GEOFF CANDY:  You mentioned perspective new countries – Saudi Arabia making some interesting comments, or making some interesting statements over the last few days – how soon are they likely to enter into the market?

STEVE KIDD:  I don’t think they’re likely to get an operating reactor up and running before 2020 – in the Middle East that’s only likely to be Abu Dhabi that’s already ordered four Korean reactors.  They’re likely to come into operation between 2017 and 2020.  With Saudi Arabia the earliest you’re looking at is the early 2020s for the first reactors.  So it’s really 10 years away at the moment.

GEOFF CANDY:  What does this mean for the uranium sector?

STEVE KIDD:  Given the overall assessment that the amount of working generating capacity is now going to be a little bit lower than we previously expected, we’re looking perhaps at 2020 it might be 10% below what we thought before.  Obviously it’s not favourable for the uranium sector, but the production plans, the mine developments will simply react to that reality.  It might now take rather longer to get some of the prospective mines into operation.  But eventually they’re likely to be needed because throughout the 2020s the level of demand will carry on rising, and rising quite quickly.

GEOFF CANDY:  I suppose just to close off with – two final questions.  The fundamental question with regard to Fukushima was how far back did it set the nuclear industry because there was a feeling of general good will almost just ahead of that, people were very excited about nuclear, they saw it as the answer to a lot of problems and indeed to a lot of pollution that is created by fossil fuel power.  How stunted has the growth become because of Fukushima?

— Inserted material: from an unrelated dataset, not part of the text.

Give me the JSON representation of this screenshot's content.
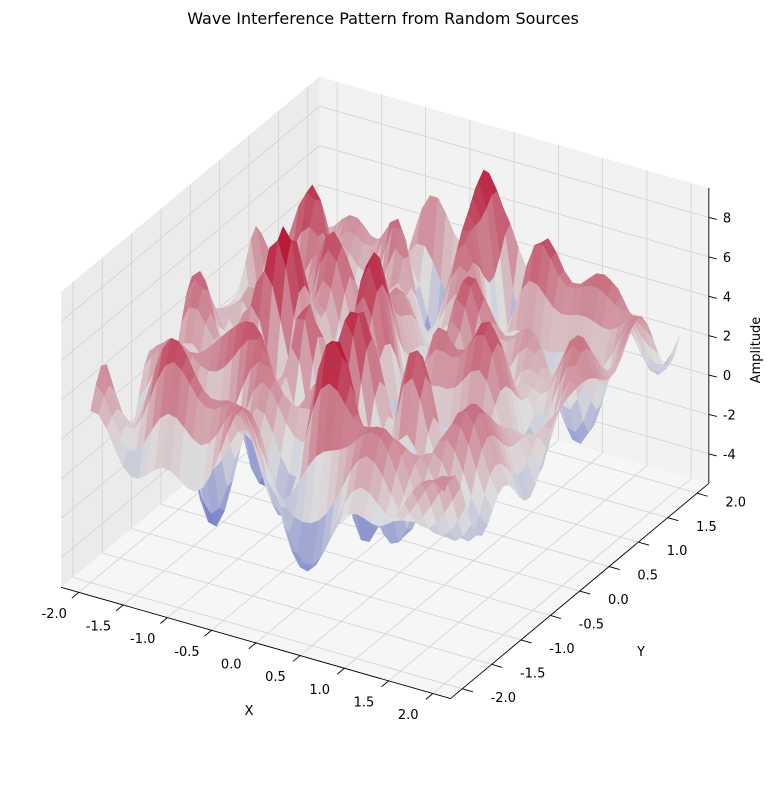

STEVE KIDD:  I don’t think that Fukushima is going to change the world energy supply and demand outlook fundamentally.  The world still needs large quantities of clean energy and nuclear is one of the possible answers to that.  Fukushima doesn’t change that overall assessment.  So there’s a very big role for nuclear in the future of world energy – that hasn’t changed I guess for many countries around the world the image of nuclear might have been tarnished slightly, but eventually the industry will get over that and the reality is that it’s a very good and very safe way of generating clean electricity in large quantities.  So that assessment will overcome the immediate rather negative sentiment.

GEOFF CANDY:  Finally, in terms of the role of Germany, how important was that decision by them to pull out of the nuclear race and are we likely to see them getting back into it at any time, do you think?

STEVE KIDD:  It’s unlikely that they will suddenly reverse yet again – go back into nuclear in a big way.  The problem in Germany is that the anti-nuclear sentiment runs very deep – it even runs in the Christian Democrat Party that’s supposedly pro-nuclear – there are quite a lot of people who vote for that party who are not very keen on nuclear.  So I don’t think there’ll be a big change in Germany any time soon.  They may get a government in power at some point over the next five, six or seven years that decides that the reactors in operation can run for longer.  But at the moment it’s quite hard to envisage that happening where we stand today.  Germany is obviously a country that’s associated with top level engineering – has a lot of very good companies in engineering and has always had a major part in the nuclear sector.  But there are other countries who are willing to jump into the opportunity that’s been created by the Germans essentially pulling out of nuclear, so I don’t think overall for the future of the industry, it will have a very big impact – certainly in Germany it does but other countries are going to do very different things.  Just looking in Europe, to France and to the United Kingdom, the policy there is very different to Germany.